Danielle Prokop

RIO GRANDE NATIONAL FOREST — The high alpine forests are a sickbed. Swathes of gray trees are bald on one side, with patches of russet needles fading into scraggly branches. Others show thick strips of bark sloughed off, revealing bleached trunks beneath.

Much of the 1.86 million acres of Rio Grande National Forest is dead. Close to half of that acreage is high-elevation spruce-fir forest, mixing into ponderosa, piñon and juniper at lower elevations, and turning to prairie on the valley floor.

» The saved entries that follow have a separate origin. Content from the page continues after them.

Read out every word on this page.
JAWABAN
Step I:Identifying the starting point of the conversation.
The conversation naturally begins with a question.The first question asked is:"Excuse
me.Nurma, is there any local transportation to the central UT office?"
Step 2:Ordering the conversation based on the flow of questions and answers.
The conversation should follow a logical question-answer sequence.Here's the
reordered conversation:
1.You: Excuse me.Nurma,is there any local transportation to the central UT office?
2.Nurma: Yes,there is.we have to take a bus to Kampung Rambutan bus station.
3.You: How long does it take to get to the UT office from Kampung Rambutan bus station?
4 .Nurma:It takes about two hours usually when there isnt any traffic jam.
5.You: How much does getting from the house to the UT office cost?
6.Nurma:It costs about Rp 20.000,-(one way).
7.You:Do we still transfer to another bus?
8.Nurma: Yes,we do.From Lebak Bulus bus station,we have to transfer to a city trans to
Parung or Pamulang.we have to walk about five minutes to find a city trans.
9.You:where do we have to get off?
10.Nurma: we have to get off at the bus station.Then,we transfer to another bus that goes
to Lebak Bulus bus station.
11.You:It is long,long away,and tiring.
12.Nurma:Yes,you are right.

“Much of the fir forest, the larger trees have experienced 95% mortality,” said Vincent Dupont, the acting vegetation program manager with the U.S. Forest Service. “What’s left are smaller trees, about 5 inches in diameter.”

The 2002 drought was a massive catalyst for pests, including the spruce beetle, which in Colorado impacted 1.89 million acres statewide over two decades. The beetles target larger Engelmann spruce trees, burrowing small holes under the bark to lay eggs. When the larvae hatch the following year, they feed on a tree’s vascular system.

They often move in a circular path, a behavior called girdling. That creates “a ring under the bark where the tree is cut off — no nutrients, no water — and kills off that part of the tree,” Dupont said.

Without rain, he said, trees are more vulnerable. They cannot produce resin, a sticky defense mechanism to protect themselves against the beetle larva.

Spruce beetles are not the only infestation. The mountain pine beetle decimated lodgepole pine populations and attacked ponderosas, too.

Historically, beetles and forests had a symbiotic stalemate, with a lower number of beetles clearing out sick or dying trees. But since the 2005 outbreaks, abundant beetle populations killed otherwise healthy, mature conifers. The combination of compounding bad drought years, coinciding with a larger number of beetles, means millions of acres of deadfall.

New growth pushes up from the understory of a burned aspen grove at the Rio Grande headwaters. (Diana Cervantes/Source NM)
New growth pushes up from the understory of a burned aspen grove at the Rio Grande headwaters. (Diana Cervantes/Source NM)

Dupont, who grew up in Antonito, Colorado, east of the Rio Grande National Forest, said the agency’s first priority is to remove dead trees from campgrounds and other areas where they pose a threat to human health.

“There’s no bringing those trees back,” Dupont said. “But I’m trying to clean up and get the forest restarted.”

The Forest Service is replanting Engelmann spruce. “Hopefully, we’ll give it a jumpstart,” he said. “It’ll never look like it did pre-beetle in our lifetime, but we’re trying to set it up for the future.”

From beetles to wildfire

With drought comes fire, and the San Luis Valley is not unscathed.

Since 2000, wildfires have burned nearly 300 square miles of the valley (an area the size of New York City). This included the West Fork Complex, where a series of wildfires sparked up and burned through 88,000 acres of beetle-stressed forests in 2013. In total, the multiple fires of West Fork consumed 179 square miles, mostly on public lands.

In June of 2018, the Spring Fire erupted near Fort Garland, and ripped through 108,000 acres. In that fire, Costilla County lost 62 homes, which is 6% of residences in the county. These fires were the second and third largest in Colorado history, until massive blazes in 2020 pushed them down the list.

Robert Andrus, a forest ecologist at Washington State University, studied forest relationships with both bark beetle and fire for years in Colorado. Fires are reshaping Colorado’s forests, he said, showing research that seedlings are struggling to survive in burn scars, often because of higher temperatures. Downed trees mean a loss of shade, and so charred areas absorb more sunlight.

After devastating burns, ponderosa and Douglas fir forests are converting to grass and shrubland after fires. The drying and warming climate mean fewer seedlings can establish themselves, a 2020 Colorado State University study found.

In contrast, beetle-bitten forests, despite their high mortality, may recover — but it may take over a century.

“We generally saw really high abundances of seedlings and saplings of smaller trees,” Andrus said, “as well as some surviving overstory trees, suggesting that those areas are going to return to forest.”

Still, there’s no certainty for recovery on an ever-hotter globe, even in places where the damage isn’t so striking.

“Oftentimes, fire and bark beetle outbreaks are the most visually obvious to people, and they can see those changes to the forest,” Andrus said. “But forests that aren’t affected by those disturbances are also experiencing higher rates of tree mortality as a result of the warming climate.”

This project was funded by a grant from the Water Desk and by States Newsroom, a network of nonprofit news organizations and home to Source NM.